Dans les semaines à venir, il est donc nécessaire d’étayer les discussions sur l’auto-organisation du mouvement et sur sa reconfiguration à moyen et long terme. À cet égard, la troisième Assemblée des assemblées, qui se tiendra à Montceau-les-Mines du 28 au 30 juin, constitue une étape importante et un moment de vérification. Elle sera l’occasion de tester la vitalité du mouvement tout en continuant à explorer les multiples voies de sa structuration. La proposition des tables de travail présentée conjointement par les Gilets jaunes de Magny (Montceau-les-Mines), de Saint Nazaire et de Commercy vise en effet à prolonger les axes principaux de ce parcours : insister sur des actions fédératrices capables de maintenir un rapport de force au niveau national pendant la période estivale (fête nationale du 14 juillet, nuit du 4 août, G7 à Biarritz fin août) ; creuser l’ancrage du mouvement au niveau local en ouvrant de nouvelles Maisons du peuple, occupant les ronds-points, etc. ; favoriser les liens sociaux et les expériences de partage et de mise en commun qui nourrissent ces lieux ; aborder la question des alliances avec les autres luttes en cours (écologistes, sur les lieux de travail, dans les quartiers, etc.) ; se défendre des attaques policières et judiciaires ; renforcer l’accessibilité et l’aboutissement de la plateforme numérique Loomio sur laquelle partager du matériel ; et consolider de plus en plus au niveau national les relations entre les différentes assemblées actives des Gilets jaunes à niveau local.

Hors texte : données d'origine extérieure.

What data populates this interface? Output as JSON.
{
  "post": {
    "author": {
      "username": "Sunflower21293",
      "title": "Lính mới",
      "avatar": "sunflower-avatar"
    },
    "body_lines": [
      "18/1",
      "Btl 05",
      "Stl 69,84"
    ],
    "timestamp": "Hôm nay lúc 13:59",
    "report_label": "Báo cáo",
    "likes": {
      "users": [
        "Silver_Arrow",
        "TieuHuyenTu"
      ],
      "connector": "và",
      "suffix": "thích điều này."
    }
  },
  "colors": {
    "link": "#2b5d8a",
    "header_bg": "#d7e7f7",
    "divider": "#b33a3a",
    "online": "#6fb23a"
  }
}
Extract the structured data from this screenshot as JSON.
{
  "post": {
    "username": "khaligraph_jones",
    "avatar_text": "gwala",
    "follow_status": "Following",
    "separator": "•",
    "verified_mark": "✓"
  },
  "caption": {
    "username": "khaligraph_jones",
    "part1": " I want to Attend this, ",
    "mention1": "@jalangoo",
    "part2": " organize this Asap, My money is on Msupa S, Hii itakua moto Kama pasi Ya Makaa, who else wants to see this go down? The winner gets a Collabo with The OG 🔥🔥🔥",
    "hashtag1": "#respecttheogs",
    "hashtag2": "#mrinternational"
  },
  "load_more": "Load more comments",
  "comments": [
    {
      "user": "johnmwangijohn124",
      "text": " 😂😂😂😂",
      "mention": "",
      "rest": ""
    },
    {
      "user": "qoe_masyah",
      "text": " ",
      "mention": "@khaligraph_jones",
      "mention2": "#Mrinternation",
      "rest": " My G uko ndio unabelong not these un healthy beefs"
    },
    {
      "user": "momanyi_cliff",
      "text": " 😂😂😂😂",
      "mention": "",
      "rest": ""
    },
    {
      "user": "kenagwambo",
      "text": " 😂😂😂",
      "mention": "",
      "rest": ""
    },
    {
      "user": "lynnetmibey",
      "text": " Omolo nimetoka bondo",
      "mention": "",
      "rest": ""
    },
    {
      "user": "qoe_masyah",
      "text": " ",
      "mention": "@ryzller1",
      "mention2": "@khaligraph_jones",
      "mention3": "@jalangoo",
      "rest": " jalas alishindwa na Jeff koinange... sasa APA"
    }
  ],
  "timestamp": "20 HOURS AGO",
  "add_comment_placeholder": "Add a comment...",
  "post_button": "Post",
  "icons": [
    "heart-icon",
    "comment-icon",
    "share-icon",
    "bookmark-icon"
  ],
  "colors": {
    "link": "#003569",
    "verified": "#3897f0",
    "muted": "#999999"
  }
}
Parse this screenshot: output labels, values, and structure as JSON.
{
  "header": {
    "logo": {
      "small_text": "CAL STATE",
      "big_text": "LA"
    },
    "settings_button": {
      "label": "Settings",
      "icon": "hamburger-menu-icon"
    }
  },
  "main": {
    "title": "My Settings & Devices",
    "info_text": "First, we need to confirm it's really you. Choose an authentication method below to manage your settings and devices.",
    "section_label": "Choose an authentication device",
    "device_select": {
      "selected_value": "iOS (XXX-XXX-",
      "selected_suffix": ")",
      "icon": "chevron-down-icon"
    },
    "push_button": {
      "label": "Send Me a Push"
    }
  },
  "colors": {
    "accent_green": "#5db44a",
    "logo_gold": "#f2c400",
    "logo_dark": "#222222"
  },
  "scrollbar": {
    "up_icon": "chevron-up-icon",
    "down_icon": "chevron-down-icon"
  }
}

Un programme ambitieux qui montre la force productive d’un mouvement capable de renouveler les formes d’auto-organisation, à partir d’une pluralité de pratiques qui vont de la réappropriation de la démocratie directe à l’élaboration d’instruments de contre-information autonomes, en passant par l’affirmation de nouvelles façons d’occuper l’espace social. En fait, ce n’est qu’en renforçant davantage ces traits constituants que l’on pourra approfondir la délégitimation de la structure institutionnelle de la Ve République, mais aussi rompre la polarisation du champ politique entre deux perspectives autoritaires comme celles de Macron et de Le Pen. La sédimentation de contre-pouvoirs et l’invention de nouvelles temporalités de la lutte : tels sont les défis auxquels nous serons confronté·e·s dans les semaines et les mois à venir.